Watching a Nepali Movie: An Experience

And the experience was horrible.

arunima lamsal with mom n dad

Actress Arunima Lamsal in a premiere show of her sixth movie Abhimanyu in a Kathmandu theater on Friday, 5 Jan. Pics by Bikas Rauniar

Two days ago, I watched a Nepali movie called Abhimanyu (name of a character in ancient epic Mahabharat who falls into a spiral and is killed by enemies). It was kind of compulsion to go to the theater and see the ‘action and comedy drama’. As a reporter you have to face such situations. People in film fraternity always lament: Why Kantipur is not covering Nepali films? As the coordinator of the arts and style section of the paper, I have to handle such complains. After I got invitation to attend the premiere show of the movie in Kathmandu, I decided to watch the film and, if possible, write something about it.

If you compare Nepali films with Hollywood and Bollywood movies, you will find the former completely avoidable. Produced with comparatively low budget, Nepali films are poor in quality and other benchmarks. An average Nepali film’s standard budget is around Rs. 4.5 million (slightly more than US $ 55 thousands). Don’t compare our films with Hollywood and Bollywood flicks, Nepali film makers constantly warn reporters and other critics. Keep in mind, they say, Nepali film industry and its market is limited. “We are a very small industry and only lower class people watch our films,” said a Nepali film director recently.

Whatever they say, you can’t stop yourself from comparing. First, the theater (Shiv Darshan in New Baneshwor) was a mess. It was a disaster. How can you enjoy a cinema in such a dirty theater? Chairs were filthy and broken. Somehow I managed to get seated in one of those. They were kept in such a congested manner that I had to remain either straight or leaning forward all the time. If I leaned back, my knees wouldn’t get enough space and push the seat in front of me. Walls are dirty and torn out.

There are only three or four good cinema halls in Kathmandu where you find relatively good environment to watch cinemas. For example, Kumari and Jai Nepal are the most sophisticated and clean theaters in Kathmandu. Rests are like this one.

As soon as the movie Abhimanyu ran on the screen people started hooting sarcastically. Credit lines were displayed in reverse. “Oh saala negative po dekhayo,” someone screamed from behind. Then the screen went blank for a few minutes.

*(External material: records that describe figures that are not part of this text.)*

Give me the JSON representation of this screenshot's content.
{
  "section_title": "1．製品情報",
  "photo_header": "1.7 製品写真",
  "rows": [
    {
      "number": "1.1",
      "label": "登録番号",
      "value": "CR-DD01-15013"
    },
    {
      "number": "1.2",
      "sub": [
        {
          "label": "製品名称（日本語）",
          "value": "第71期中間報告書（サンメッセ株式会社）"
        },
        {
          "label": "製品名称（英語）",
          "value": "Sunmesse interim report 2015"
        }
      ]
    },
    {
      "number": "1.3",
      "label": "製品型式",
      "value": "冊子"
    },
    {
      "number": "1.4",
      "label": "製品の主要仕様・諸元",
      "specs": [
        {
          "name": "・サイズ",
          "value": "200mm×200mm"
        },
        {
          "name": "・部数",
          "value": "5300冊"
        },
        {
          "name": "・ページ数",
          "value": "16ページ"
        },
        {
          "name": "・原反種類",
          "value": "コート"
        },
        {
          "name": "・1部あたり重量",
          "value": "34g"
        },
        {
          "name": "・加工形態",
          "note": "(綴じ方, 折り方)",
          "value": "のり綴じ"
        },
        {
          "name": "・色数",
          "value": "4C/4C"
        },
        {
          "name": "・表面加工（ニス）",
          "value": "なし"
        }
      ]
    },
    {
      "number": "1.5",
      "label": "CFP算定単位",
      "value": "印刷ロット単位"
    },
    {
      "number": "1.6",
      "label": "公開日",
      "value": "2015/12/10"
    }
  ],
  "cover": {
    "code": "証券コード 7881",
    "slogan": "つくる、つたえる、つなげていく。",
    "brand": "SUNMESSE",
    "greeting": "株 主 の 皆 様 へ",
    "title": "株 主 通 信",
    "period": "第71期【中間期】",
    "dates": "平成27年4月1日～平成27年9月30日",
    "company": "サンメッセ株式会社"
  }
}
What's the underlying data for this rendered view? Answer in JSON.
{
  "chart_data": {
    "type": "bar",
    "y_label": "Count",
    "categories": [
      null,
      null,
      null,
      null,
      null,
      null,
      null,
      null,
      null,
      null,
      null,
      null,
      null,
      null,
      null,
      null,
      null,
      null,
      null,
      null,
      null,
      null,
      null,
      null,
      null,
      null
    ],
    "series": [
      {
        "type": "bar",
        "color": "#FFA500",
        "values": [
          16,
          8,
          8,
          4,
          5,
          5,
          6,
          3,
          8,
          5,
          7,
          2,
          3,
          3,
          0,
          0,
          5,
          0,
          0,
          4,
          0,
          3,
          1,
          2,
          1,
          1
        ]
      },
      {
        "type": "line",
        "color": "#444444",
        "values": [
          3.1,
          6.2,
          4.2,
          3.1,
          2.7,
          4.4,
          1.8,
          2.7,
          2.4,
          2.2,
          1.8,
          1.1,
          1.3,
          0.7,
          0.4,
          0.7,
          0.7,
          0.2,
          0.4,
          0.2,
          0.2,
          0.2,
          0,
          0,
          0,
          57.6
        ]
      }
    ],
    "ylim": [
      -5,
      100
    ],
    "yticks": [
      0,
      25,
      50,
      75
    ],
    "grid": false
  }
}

naresh poudyal director of abhimanyu Naresh Paudyal is the director of Abhimanyu Just in front of me was a lady with, I guessed, her daughter on her left and her husband on the right. It took me no time to realize that the ‘daughter’ was the actress of the movie: Arunima Lamsal. As the film got rolled, the family started talking. I was more interested in overhearing their chats and whispers than seeing the movie. Father and mother kept asking “where is this?” almost every time the location changed on the screen. Sometime they laughed on the comedy scenes. My impression is that father wanted to encourage his daughter who was playing in her sixth movie. Father, Bikarm Sharma is an auditor, I would learn later and mother Radha Lamsal was a TV actress.

The crowd in the theater was a disaster too. Folks were talking loud and every time the hero came to rescue his girl or kicked the villain, they would scream ‘ho, ho, ho’ and ‘ha, ha, ha’ and clap. Mobile phones were constantly ringing and chaps were talking in loud voice: hall ma chhu ma, film heri ra ko chhu. [I am in the theater watching a movie.] Oh… the conversation wouldn’t end on that note. It would be extended; the caller would laugh loudly responding to the person on the other side. You can’t hear the dialogue of the film properly.

The film sounds so unnatural, at least to me. It’s a paradox that people love to relate a work of fiction with reality they live in. I could easily see the research part of the movie was super flop. Do people use full and formal sentences all the time in their daily and casual conversation? I don’t and no one in my house or office does so.

Documentaries and non fiction films are gaining popularity in urban Nepal market recently compared to feature films. But the director of Abhimanyu, Naresh Paudyal, had a different argument. “We make films for mainstream audience,” he said, “not for the pseudo-intellectuals of Kathmandu city.” So that was his answer for the rising popularity of non fiction films in Kathmandu. He said the audience of such creations was very limited.

The show was over and oh boy it was a big relief. Why did I stay in the theater for the whole show? Because I saw story for my newspaper in the family conversation! I wanted to take their photo and talk to the parent of the actress Arunima Lamsal. That’s what I did and made a story.